• Did Marco Rubio Kill Obamacare?

    A simmering dispute over the risk corridor program has broken into the presidential campaign, with Senator Rubio crowing that an arcane budget move has “kill[ed] Obamacare” and “saved the American taxpayer $2.5 billion.” On account of that move, health plans are set to receive only pennies on the dollar from the risk corridor program, which was supposed to cushion them from big losses.

    I agree with Tim Jost that Rubio’s budget move has “drawn some blood.” In particular, the demise of many of the co-ops has been chalked up to low risk corridor payments. But in crucial respects, the dispute seems overheated. Unless I’m mistaken, Rubio hasn’t saved the American taxpayer a cent. Eventually, health plans will recover everything they’re owed.

    Let me bring you up to speed. To entice health plans to participate on the new exchanges, the ACA created a temporary program designed to buffer health plans against unanticipated losses in 2014, 2015, and 2016. Plans that made more than they anticipated would give some of that excess profit to the federal government. By the same token, the government would return some money to plans that got hammered.

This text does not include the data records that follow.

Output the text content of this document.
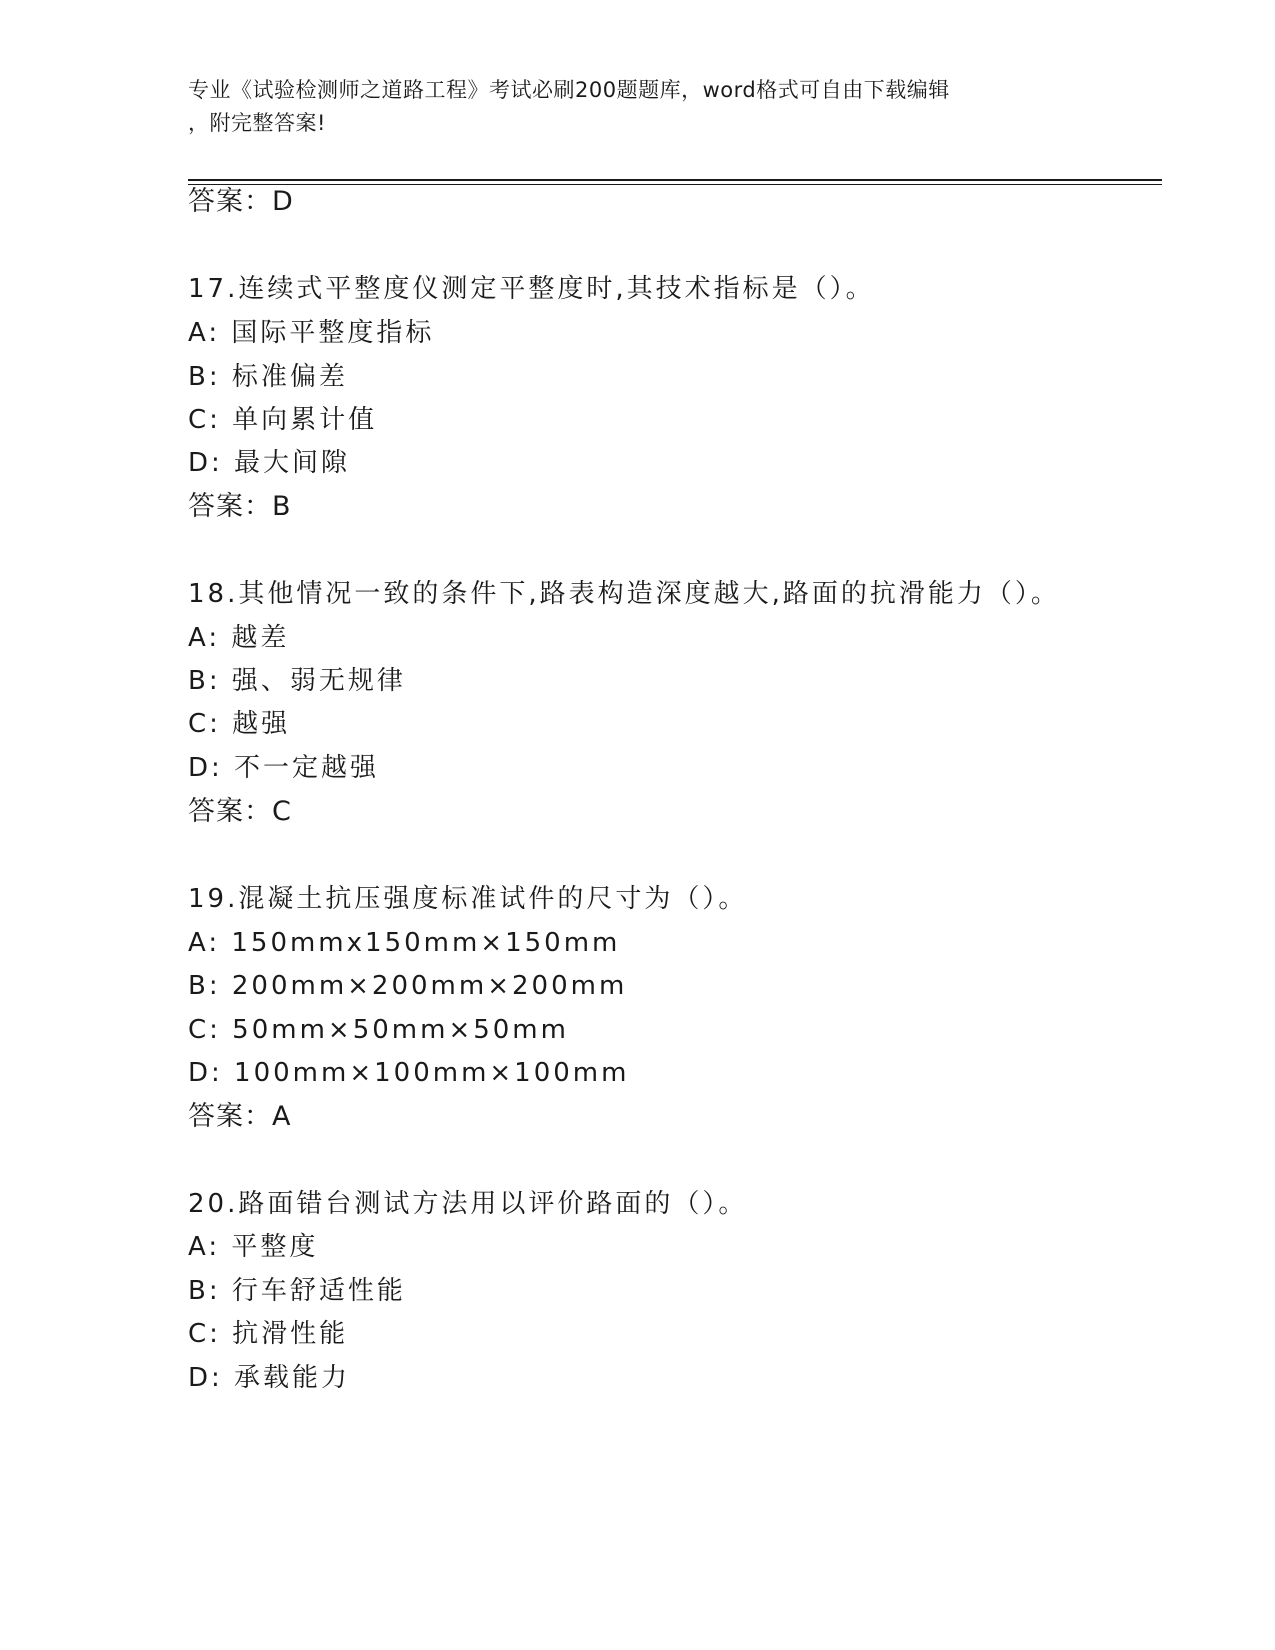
专业《试验检测师之道路工程》考试必刷200题题库，word格式可自由下载编辑
，附完整答案!
答案：D
17.连续式平整度仪测定平整度时,其技术指标是（）。
A: 国际平整度指标
B: 标准偏差
C: 单向累计值
D: 最大间隙
答案：B
18.其他情况一致的条件下,路表构造深度越大,路面的抗滑能力（）。
A: 越差
B: 强、弱无规律
C: 越强
D: 不一定越强
答案：C
19.混凝土抗压强度标准试件的尺寸为（）。
A: 150mmx150mm×150mm
B: 200mm×200mm×200mm
C: 50mm×50mm×50mm
D: 100mm×100mm×100mm
答案：A
20.路面错台测试方法用以评价路面的（）。
A: 平整度
B: 行车舒适性能
C: 抗滑性能
D: 承载能力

    The Obama administration soon came to recognize that the risk corridor program contained a serious flaw: the ACA didn’t appropriate any money to fund it. To sidestep that problem, administration lawyers devised a legal theory that allowed HHS to use the money it received from profitable plans to make payments to unprofitable plans.

    But what happens if the program doesn’t take in enough money to cover its obligations? At Rubio’s insistence, Congress in 2014 passed a budget bill prohibiting the administration from using other funding streams—the budgetary equivalent of looking under the couch cushions for change—to make up for any shortfall.

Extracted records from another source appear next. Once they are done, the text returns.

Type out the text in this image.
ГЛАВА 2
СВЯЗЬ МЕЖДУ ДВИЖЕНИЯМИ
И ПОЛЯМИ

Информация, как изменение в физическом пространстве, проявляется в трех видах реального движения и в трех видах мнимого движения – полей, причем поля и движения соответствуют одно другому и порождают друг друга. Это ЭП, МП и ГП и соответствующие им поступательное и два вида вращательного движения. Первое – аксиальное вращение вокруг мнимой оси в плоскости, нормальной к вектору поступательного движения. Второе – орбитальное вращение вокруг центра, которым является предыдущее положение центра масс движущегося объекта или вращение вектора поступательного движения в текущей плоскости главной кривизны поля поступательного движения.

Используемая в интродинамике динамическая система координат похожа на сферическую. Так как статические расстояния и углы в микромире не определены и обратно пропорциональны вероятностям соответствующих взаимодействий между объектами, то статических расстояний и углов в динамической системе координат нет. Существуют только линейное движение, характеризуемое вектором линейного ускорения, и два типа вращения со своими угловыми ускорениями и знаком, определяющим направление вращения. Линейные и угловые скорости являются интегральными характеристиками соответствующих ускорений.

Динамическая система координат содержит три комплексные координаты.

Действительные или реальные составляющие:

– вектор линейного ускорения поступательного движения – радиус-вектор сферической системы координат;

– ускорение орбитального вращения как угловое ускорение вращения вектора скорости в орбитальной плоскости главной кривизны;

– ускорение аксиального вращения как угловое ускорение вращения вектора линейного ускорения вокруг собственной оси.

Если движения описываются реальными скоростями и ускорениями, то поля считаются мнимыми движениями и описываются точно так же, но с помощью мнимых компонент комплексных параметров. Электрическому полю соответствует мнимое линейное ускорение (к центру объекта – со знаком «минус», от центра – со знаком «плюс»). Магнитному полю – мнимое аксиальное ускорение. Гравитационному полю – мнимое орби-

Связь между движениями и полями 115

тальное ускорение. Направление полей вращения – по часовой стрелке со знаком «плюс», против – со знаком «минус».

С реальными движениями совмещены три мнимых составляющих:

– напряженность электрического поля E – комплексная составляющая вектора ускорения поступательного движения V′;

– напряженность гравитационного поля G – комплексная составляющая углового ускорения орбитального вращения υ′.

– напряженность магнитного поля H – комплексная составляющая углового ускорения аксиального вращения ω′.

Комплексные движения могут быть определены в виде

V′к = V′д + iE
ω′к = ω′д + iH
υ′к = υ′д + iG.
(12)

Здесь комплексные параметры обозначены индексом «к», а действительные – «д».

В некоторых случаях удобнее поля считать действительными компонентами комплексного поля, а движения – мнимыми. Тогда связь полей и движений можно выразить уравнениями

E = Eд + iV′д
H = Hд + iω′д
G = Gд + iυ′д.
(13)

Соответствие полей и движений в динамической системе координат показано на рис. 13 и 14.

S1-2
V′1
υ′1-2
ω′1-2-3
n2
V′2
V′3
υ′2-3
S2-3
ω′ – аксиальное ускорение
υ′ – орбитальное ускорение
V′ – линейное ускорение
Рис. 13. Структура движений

    Rubio’s bill has now come back to bite the administration. On October 1, HHS announced that, for 2014, health plans were owed substantially more under the risk corridor program than they paid in. Unprofitable plans will thus receive just 12.6% of what they were supposed to.

    The administration hopes to make it up to these health plans: if it collects more than it’s obligated to spend in 2015 and 2016, it’ll use that money to pay them back. But if the administration still comes up short, it doesn’t have good options. The administration has vaguely said that it will “use other sources of funding for the risk corridors payments, subject to the availability of appropriations.” But the budget bill limits the administration’s power to dip into other funds, and a Republican-controlled Congress isn’t likely to appropriate money for a program that’s been decried as an insurer bailout.

    But there’s another option, one that hasn’t received much attention. When Congress creates an entitlement directly in legislation, the person who’s supposed to get the entitlement can file a lawsuit in the Court of Federal Claims to recover what she’s owed.  That’s why plans should still be able to get their cost-sharing reductions, even if the House of Representatives prevails in its case over whether an appropriation exists to cover the cost-sharing reductions.

    The same principle holds (1) where Congress vests a federal agency with the power to obligate the United States to make certain payments and (2) the agency welches on those obligations. Here, the ACA instructs HHS to create a risk corridor program requiring the government to pay health plans a given amount of money. If the past is any guide, plans should be able to sue if HHS doesn’t pay them in accordance with the program. That’s so whether or not Congress has appropriated money to fund the program.

    To be clear, I’m no expert in appropriations law, and the best analogies I can find arise in connection with an agency’s authority to enter into contracts with private parties. The contractual analogy to the risk corridor program is close but imperfect: health plans choose whether or not to participate on exchanges, but they don’t individually negotiate risk corridor contracts.

    Still, I doubt the contractual wrinkle makes a difference. HHS apparently doesn’t either: it announced two weeks back that it “is recording those amounts that remain unpaid … as [an] obligation of the United States Government for which full payment is required.” If HHS, pursuant to clear statutory authority, has made binding financial commitments to health plans, those commitments should be enforceable in court.

    That’s small consolation to the co-ops that needed risk corridor payments now to stay afloat. But the question for health plans isn’t whether they’ll get paid. It’s when. Marco Rubio hasn’t killed Obamacare and he hasn’t saved taxpayers any money. All he’s done is throw a wrench in the works.